Why did you decide to join Deans for Impact?

Joining Deans for Impact connects me to a network of educators and fellow deans with whom I can focus intently on determining what shifts we can make to teacher preparation to provide stronger teachers for our K-12 students. An organization like Deans for Impact, which is committed to evidence and coherence, and leaders who are asking big questions of themselves and each other can help us all do a better job.

What is one pivotal moment in your career in educator preparation that left a positive impact on you or others?

I have had multiple experiences of working with a team of other capable professionals to solve the same problem. Whether it was initiating professional development schools across a district, redesigning an educator-preparation curriculum, or reimagining the practicum experiences into studio schools (formerly “student teaching” but in studio schools the locations, systems, and practices intentionally provide multiple candidates with ways to learn with and from multiple teachers in the service of student learning), the results have always been powerfully improved practices and more coherent educational experiences for all involved. Higher education can so often require our students to do the hard, isolated work of navigating across courses and content to sow together all their learning into a professional preparation. When adults form collaborative teams and intentionally design the whole journey, not just isolated parts of it, then I notice the curriculum is more coherent, the learners develop more expertise, and the learning outcomes are stronger.

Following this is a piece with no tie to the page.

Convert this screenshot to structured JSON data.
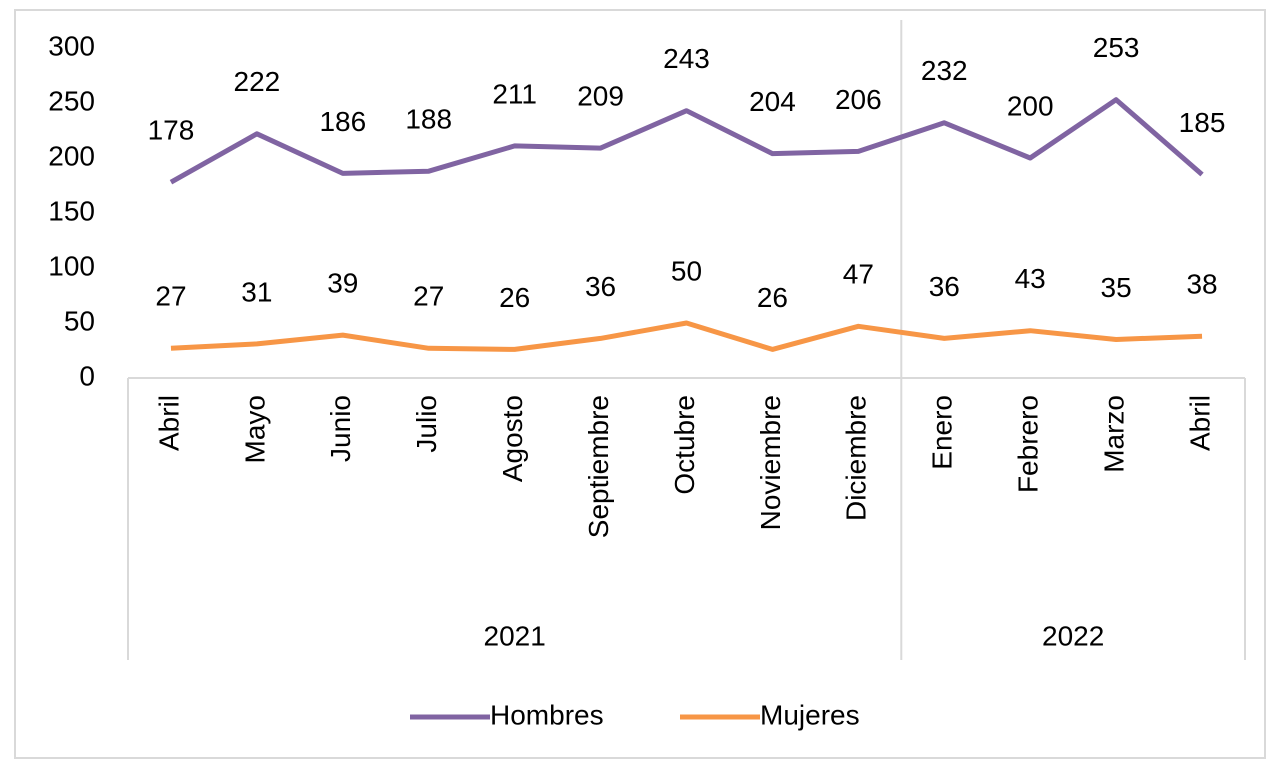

When did you first know you wanted to work in education? What was your first job?

I sat in my 2nd grade classroom intently watching my teacher, and somehow, I just knew I wanted to be a teacher shaping the learning journey of others. And so, naturally, my friends talked me out of it and so my first full-time job was as an analyst programmer for a multi-national insurance company, but within three years I had found my way back into an education class, and, as they say, the rest is history.